Plus tard il a emmené les enfants dans le Photomaton de la gare d'Arles pour saisir leurs rires et leurs grimaces face à la machine. Il a poursuivi sa réflexion sur les Gitans en travaillant sur les portraits de face et de profil imposés aux gens du voyage sur des "carnets anthropométriques" dès 1913, retrouvés dans les archives des Bouches-du-Rhône, et sur l'histoire de leur déportation sous Vichy.

Jonathan avec son père Johny, , extrait de Mathieu Pernot, "Les Gorgan 1995-2015" (Editions Xavier Barral, 2017)
 (Photographie : © Mathieu Pernot)


Les Gorgan, Johny, Ninaï et leurs huit enfants

La famille Gorgan, ce sont les parents Johny et Ninaï, et huit enfants. Six quand le photographe les rencontre, plus Ana née en 1996 et Doston, né plus tard, en 2007. Les parents, nés respectivement en 1965 et en 1964, ont aujourd'hui 22 petits-enfants. Mathieu Pernot photographie Ninaï quand elle accouche d'Ana et devient le parrain de la petite fille. Car il entre petit à petit dans l'intimité de la famille.
 
Il perd un peu de vue les Gorgan quand il monte à Paris mais quand Johny est incarcéré à Avignon dans les années 2000, il retrouve les enfants, devenus adolescents, qui crient aux abords de la prison pour entrer en communication avec le détenu. Mathieu Pernot tire de cet espèce de "parloir sauvage" une série en couleur, "Les Hurleurs".
 
Quand, en 2012, le fils ainé, Rocky, meurt à l'âge de 29 ans, il est présent aux obsèques et plus tard il assiste au rite qui consiste, chez les Gitans, à brûler la caravane du défunt.
Vanessa, Extrait de Mathieu Pernot, "Les Gorgan 1995-2015" (Éditions Xavier Barral, 2017)
 (Photographie : © Mathieu Pernot)

Une espèce d'album de famille

Mathieu Pernot avait déjà exposé son travail sur ses amis gitans à Arles en 1997 et publié un livre, "Tsiganes" (Actes Sud). Vingt ans après, il reprend son travail, mélange ses séries pour les réordonner autrement, et rend hommage aux Gorgan avec une nouvelle exposition aux Rencontres d'Arles et un livre bouleversants. "J'ai vécu en leur compagnie une expérience qui dépasse celle de la photographie. A leurs côtés, j'ai assisté pour la première fois à la naissance d'un enfant ; à leurs côtés, j'ai aussi veillé le corps de celui que j'avais vu grandir : Rocky, mort brutalement à l'âge de 29 ans", écrit-il dans la préface du livre.
 
Alors il leur offre cette espèce d'"album de famille" : il consacre un panneau de l'exposition (et un chapitre du livre) à chacun d'eux. Dans chaque série il a isolé les photos de chacun des parents et des enfants et les a réunies. Chaque panneau est une mosaïque des photos en noir et blanc du début, de photomatons, d'images grand format en couleur prises plus tard. Et pour ajouter encore à la multiplicité des points de vue et des formats, il a récupéré des photos de famille, en couleur ou Polaroid, prises par les Gorgan eux-mêmes, qui racontent les événements familiaux ou la vie de tous les jours. Il les mélange avec les siennes.
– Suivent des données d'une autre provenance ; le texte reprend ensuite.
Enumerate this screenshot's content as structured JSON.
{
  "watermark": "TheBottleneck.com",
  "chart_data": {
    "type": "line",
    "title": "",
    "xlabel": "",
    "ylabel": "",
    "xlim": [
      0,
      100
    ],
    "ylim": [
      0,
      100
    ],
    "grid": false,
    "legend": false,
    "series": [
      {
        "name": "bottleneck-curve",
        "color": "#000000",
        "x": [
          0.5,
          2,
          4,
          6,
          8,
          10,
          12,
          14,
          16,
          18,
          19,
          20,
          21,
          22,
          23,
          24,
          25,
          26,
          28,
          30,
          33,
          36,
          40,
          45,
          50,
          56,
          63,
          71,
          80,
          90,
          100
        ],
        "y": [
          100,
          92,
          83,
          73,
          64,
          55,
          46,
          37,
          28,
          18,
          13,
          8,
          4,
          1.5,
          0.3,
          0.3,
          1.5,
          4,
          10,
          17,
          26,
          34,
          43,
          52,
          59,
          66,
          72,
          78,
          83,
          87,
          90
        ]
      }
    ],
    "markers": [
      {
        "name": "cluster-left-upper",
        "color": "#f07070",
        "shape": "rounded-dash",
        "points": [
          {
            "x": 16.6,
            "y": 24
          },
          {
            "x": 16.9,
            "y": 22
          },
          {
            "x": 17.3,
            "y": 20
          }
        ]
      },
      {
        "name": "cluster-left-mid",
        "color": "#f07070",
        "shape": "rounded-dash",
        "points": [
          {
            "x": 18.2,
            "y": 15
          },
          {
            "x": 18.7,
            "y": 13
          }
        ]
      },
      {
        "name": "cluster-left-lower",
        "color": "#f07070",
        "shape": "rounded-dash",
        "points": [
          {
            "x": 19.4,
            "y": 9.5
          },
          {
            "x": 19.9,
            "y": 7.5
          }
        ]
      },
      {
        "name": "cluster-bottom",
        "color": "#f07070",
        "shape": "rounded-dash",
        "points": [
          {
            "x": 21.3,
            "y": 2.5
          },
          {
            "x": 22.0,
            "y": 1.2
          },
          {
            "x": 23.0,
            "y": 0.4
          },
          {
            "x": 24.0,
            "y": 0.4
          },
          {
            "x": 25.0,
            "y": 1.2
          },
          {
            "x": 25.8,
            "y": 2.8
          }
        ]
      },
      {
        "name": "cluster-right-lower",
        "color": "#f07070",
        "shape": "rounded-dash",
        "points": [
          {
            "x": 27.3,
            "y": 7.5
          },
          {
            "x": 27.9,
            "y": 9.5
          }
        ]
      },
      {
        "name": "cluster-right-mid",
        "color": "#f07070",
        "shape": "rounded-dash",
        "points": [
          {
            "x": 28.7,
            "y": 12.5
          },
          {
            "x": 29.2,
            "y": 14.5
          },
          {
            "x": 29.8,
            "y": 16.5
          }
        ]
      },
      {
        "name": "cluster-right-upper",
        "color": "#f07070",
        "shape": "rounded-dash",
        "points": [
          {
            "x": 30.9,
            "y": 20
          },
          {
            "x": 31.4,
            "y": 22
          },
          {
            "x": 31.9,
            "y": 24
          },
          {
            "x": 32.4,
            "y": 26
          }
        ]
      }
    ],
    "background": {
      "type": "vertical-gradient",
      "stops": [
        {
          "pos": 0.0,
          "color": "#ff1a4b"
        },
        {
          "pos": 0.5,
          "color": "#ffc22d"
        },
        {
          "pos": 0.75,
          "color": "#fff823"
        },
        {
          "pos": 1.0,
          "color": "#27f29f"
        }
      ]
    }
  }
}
Une proximité entre le photographe et la famille

"Je ne suis pas parmi eux, mais bien devant eux", affirme le photographe, selon des propos rapportés dans le livre. Il est pourtant évident quand on regarde ses images, qu'une proximité s'est installée entre lui et cette famille, un lien de complicité et de confiance, pour ne pas dire d'amitié profonde.
 
Dans le hangar de la Maison des peintres, nouveau lieu des Rencontres d'Arles, on est saisi par la force et l'énergie, la présence physique que dégagent les différents personnages, la sensualité et la beauté que Mathieu Pernot a su capter.
 
La beauté un peu douloureuse de Ninaï, figure maternelle puissante et magnifique, son regard direct et intense. Le sourire qui éclaire la beauté sombre de Johny, obscurcie au fil des années par les drames de la vie, la prison et la mort prématurée de son fils aîné. La drôlerie de Vanessa "archétype de la petite Gitane en guenilles débordante de vie" quand il l'a rencontrée, dit Mathieu Pernot. Elle dansait alors toute nue et faisait plein de grimaces devant l'objectif. Celle qui est devenue la "ministre" de la famille, parce qu'elle est la seule à être allée à l'école, est maintenant une belle jeune femme pensive.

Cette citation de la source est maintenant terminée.